Robert avait souri :    
 — Enfin la brasse, le crawl… façon de parler !     
François avait fixé son père :      
— Comment ça, façon de parler ?     
Mum s’était levée, sentant l’air s’électriser, quelqu’un en veut encore ?
— Parce que ce n’est ni de la brasse ni du crawl.     
— Ah bon ?     
— De la brasse et du crawl sans bras… ttttt.     
— Bon, avait coupé Claude, en tout cas c’est bien que tu te bouges. Le sport ça fait circuler le sang.     
— Le sport, le sport… avait continué Robert en lui versant du vin. Mettons de l’activité physique. Ce n’est pas du vrai sport.     

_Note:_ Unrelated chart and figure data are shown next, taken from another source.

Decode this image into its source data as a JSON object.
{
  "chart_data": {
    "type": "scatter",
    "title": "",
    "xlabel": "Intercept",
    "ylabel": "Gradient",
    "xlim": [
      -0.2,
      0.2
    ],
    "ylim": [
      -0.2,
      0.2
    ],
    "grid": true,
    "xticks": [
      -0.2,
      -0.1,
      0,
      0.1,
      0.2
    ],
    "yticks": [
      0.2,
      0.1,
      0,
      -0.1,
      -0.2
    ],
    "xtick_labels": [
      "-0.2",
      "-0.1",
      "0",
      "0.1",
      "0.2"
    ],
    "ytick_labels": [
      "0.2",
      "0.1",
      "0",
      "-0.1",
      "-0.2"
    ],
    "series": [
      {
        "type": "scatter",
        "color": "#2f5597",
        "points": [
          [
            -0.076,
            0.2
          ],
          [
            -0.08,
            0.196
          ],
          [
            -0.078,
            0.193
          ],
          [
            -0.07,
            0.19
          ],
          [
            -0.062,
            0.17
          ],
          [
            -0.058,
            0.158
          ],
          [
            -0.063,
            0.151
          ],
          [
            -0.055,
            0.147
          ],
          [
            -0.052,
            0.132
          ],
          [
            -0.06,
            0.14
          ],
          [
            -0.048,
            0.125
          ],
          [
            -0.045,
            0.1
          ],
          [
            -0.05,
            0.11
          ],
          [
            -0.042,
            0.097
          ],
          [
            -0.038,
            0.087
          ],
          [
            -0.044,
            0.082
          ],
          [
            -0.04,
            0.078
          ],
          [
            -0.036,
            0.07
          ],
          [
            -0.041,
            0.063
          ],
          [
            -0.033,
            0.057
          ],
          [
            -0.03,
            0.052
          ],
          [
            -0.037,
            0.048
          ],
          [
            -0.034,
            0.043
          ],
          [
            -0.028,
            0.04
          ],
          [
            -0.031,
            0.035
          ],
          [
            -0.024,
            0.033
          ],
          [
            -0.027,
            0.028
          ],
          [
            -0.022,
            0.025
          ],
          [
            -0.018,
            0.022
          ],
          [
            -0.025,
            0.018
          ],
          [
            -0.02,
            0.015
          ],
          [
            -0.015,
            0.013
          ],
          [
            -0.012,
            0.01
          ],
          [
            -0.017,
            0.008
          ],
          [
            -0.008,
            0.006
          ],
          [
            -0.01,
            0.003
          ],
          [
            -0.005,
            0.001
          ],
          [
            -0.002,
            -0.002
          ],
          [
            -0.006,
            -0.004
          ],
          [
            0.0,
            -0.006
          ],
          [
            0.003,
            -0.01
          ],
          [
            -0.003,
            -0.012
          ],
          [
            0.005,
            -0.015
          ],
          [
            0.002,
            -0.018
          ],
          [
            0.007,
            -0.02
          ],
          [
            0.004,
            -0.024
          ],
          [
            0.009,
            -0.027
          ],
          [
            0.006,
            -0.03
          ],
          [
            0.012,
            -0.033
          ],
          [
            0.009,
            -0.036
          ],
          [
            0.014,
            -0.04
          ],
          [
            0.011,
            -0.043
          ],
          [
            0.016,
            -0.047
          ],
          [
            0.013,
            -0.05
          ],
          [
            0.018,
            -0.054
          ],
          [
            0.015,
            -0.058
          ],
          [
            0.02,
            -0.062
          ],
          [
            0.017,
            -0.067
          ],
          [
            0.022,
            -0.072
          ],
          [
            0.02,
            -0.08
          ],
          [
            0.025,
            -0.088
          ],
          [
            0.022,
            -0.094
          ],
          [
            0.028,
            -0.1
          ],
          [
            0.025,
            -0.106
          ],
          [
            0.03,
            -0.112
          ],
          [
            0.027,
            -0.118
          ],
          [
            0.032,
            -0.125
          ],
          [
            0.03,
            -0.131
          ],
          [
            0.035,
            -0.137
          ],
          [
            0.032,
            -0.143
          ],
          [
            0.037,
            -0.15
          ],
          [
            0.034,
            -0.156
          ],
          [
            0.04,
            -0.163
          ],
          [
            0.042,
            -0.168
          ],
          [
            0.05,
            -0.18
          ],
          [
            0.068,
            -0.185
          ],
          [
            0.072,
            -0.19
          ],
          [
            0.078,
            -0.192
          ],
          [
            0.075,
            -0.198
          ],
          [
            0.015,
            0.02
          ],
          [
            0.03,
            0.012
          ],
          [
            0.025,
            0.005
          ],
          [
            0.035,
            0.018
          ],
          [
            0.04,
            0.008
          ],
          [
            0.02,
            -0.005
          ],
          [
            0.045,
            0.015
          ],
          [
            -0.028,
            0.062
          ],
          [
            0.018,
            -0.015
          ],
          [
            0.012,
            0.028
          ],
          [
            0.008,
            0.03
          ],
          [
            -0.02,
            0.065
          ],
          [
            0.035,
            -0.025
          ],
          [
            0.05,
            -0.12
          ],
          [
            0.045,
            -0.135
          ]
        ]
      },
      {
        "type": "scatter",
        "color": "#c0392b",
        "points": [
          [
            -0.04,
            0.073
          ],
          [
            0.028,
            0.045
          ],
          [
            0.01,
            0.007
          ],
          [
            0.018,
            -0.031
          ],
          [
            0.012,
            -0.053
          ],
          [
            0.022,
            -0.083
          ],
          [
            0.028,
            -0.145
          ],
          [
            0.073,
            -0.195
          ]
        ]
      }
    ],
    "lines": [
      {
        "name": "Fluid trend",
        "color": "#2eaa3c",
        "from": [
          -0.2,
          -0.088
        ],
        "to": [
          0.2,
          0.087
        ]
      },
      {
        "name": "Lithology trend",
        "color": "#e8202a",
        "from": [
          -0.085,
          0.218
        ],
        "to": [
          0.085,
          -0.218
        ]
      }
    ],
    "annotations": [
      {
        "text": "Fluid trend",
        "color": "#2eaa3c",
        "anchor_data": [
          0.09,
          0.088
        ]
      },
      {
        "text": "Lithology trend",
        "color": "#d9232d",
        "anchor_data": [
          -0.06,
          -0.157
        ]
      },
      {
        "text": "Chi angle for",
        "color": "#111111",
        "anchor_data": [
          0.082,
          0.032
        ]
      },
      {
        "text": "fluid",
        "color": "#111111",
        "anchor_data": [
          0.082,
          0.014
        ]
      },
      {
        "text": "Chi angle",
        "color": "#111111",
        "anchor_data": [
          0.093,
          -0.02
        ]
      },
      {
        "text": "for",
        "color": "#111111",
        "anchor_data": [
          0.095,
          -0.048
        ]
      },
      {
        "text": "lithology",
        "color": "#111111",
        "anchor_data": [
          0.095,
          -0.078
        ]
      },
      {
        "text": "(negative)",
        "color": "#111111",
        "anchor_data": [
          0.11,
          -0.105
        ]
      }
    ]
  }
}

Pas du vrai sport. La phrase résonnait dans la tête de François qui ne se défendait pas, plus vaincu encore qu’avant de passer à table. Pas un vrai corps, donc pas du vrai sport, la première assertion commandait toutes les autres, pas un vrai frère, pas un vrai fils, un vrai amant, un vrai amoureux, un vrai prof, un vrai ami, un vrai homme. Un handicapé en toutes choses.


Il vient de battre le record du monde en une 1 minute 10 secondes et 84 centièmes. On ne voit plus que le gros plan de son visage crispé par l’effort, et les séquelles d’une rage froide, carnassière. Il tient l’or et le record du monde. “Supercrip !” titreront les journaux, exulteront les commentateurs, l’infirme d’exception, le handicapé génial, le donneur de leçons de vie, le courage fait homme. François Sandre verra un champion. Un guerrier au visage de guerrier. Une image de la puissance. Et il maudira les médias qui louent le handicapé et négligent l’athlète. Au moins célèbrent-ils une forme d’exploit.